Guido Meier (born 8 January 1948) is a lawyer, trustee and politician from Liechtenstein who served in the Landtag of Liechtenstein from 1993 to 1997. Since 1986, he has been the president of the Liechtenstein Institute.

== Life ==
Meier was born 8 January 1948 in Vaduz as the son of chief of police Hermann Meier and Maria (née Ospelt) as one of three children. He studied law in Tampa, Florida and Basel, receiving a doctorate in law in 1977. He was worked as a trustee since 1977 and as a lawyer since 1979, where he owns a law firm. He was a member of the board of directors from 1989 to 2016, and also the vice president of the board from 2001 to 2016. Since 1986, he has been the president of the Liechtenstein Institute. He was a judge at the Liechtenstein state court from 1984 to 1993.
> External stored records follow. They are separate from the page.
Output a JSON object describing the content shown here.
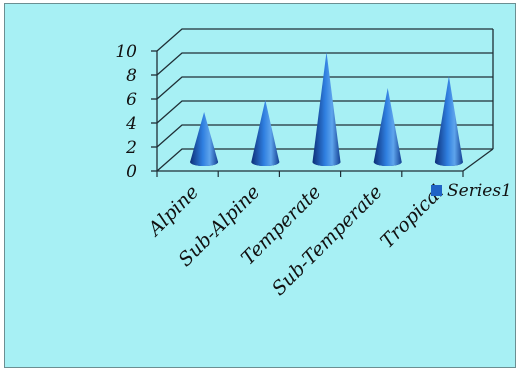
{
  "chart_data": {
    "type": "bar",
    "bar_shape": "cone",
    "three_d": true,
    "categories": [
      "Alpine",
      "Sub-Alpine",
      "Temperate",
      "Sub-Temperate",
      "Tropical"
    ],
    "series": [
      {
        "name": "Series1",
        "values": [
          4,
          5,
          9,
          6,
          7
        ]
      }
    ],
    "ylim": [
      0,
      10
    ],
    "yticks": [
      "0",
      "2",
      "4",
      "6",
      "8",
      "10"
    ],
    "grid": true,
    "legend_position": "right",
    "colors": {
      "background": "#a7f0f4",
      "series": "#1f63c6",
      "series_light": "#5ea4ec",
      "series_dark": "#0d2f78"
    }
  }
}
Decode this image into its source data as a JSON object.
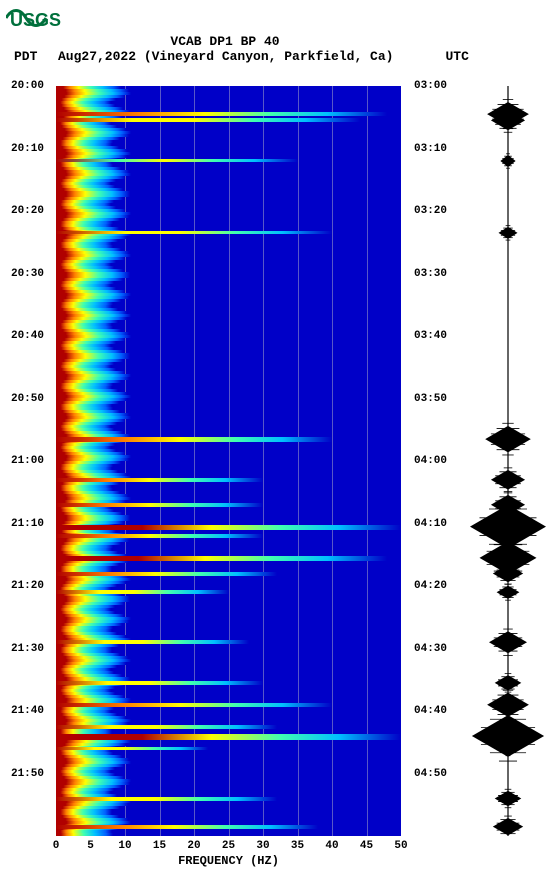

He was elected as a member of the Landtag of Liechtenstein in February 1993 as a member of the Progressive Citizens' Party (FBP). He was elected as a deputy member in October 1993, but succeeded Thomas Büchel on 10 December following his resignation to become Deputy Prime Minister of Liechtenstein. He was briefly the FBP's spokesman in the Landtag in 1993. He has been the honorary consul of Monaco in Liechtenstein since 1989.

In the run-up to the 2003 Liechtenstein constitutional referendum, Meier, alongside other former members of the Landtag, opposed the prince's proposed changes.

Meier supported a proposal banning casinos in Liechtenstein. However, he faced controversy for having previously served on a casino's board of directors. The proposal was rejected by voters in a referendum in January 2023.

Meier married Marjorie Belt on 19 March 1977 and they had two children together. He then went on to marry Doris Krummenacher on 18 September 2015. In January 2023, to mark his 75th birthday, he was the subject of a commemorative publication by the Liechtenstein institute.